バイブル・エッセイ(206)時間の頂点


時間の頂点
 ある安息日に、イエスが麦畑を通って行かれると、弟子たちは麦の穂を摘み、手でもんで食べた。ファリサイ派のある人々が、「なぜ、安息日にしてはならないことを、あなたたちはするのか」と言った。イエスはお答えになった。「ダビデが自分も供の者たちも空腹だったときに何をしたか、読んだことがないのか。神の家に入り、ただ祭司のほかにはだれも食べてはならない供えのパンを取って食べ、供の者たちにも与えたではないか。」そして、彼らに言われた。「人の子は安息日の主である。」(ルカ6:1-5)
 イエスは、御自身こそ「安息日の主である」とおっしゃいます。1週間の中で最も聖なる時とされる安息日にあって、ご自分こそが最も聖なるものだとおっしゃるのです。つまり、エスこそあらゆる時間の中で最も聖なるものであり、イエスこそ時間の頂点だということです。あらゆる時間は、イエスの愛の中で完成するのです。

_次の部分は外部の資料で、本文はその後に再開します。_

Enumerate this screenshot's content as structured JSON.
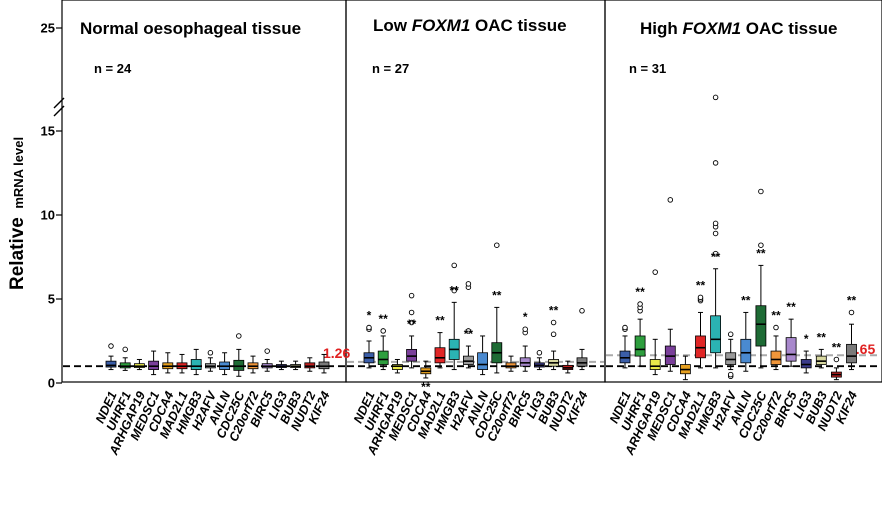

 時間の使い方を考えるとき、このことを忘れないようにしたいと思います。わたしたちはつい、限られた時間の中でどれだけたくさんの仕事をこなしたか、たくさんの人と出会ったかなどと考え、たくさんのことをできないと「時間を無駄にしてしまった」と考えがちです。ですが、一番大切なことは、どれだけたくさんのことをしたかではありません。大切なのは、どれだけイエスと出会うことができたか、イエスの愛の中で時間の完成を味わったかなのです。
 聖書を開いて30分もぼんやり過ごすというのは、ちょっと考えると時間の無駄遣いに思えるかもしれません。しかし、その30分の中で一瞬でもイエスと出会えるなら、その一瞬こそ1日の中で一番価値のある時間なのです。友達の愚痴や悩みの長々と聞くのを時間の無駄と感じることもあるかもしれません。しかし、その会話の中で一瞬でも相手の中にイエスの姿を見出すことができるなら、その一瞬に1日の時間の流れが頂点に達するのです。
 すべての時間の流れは、イエスを通って父なる神の大いなる愛の中に流れ込んでいきます。私利私欲や狭い考えで時間をとらえて、その流れをせき止めてしまうことがないようにしたいと思います。
※写真の解説…「最後の清流」と呼ばれる、高知県四万十川の流れ。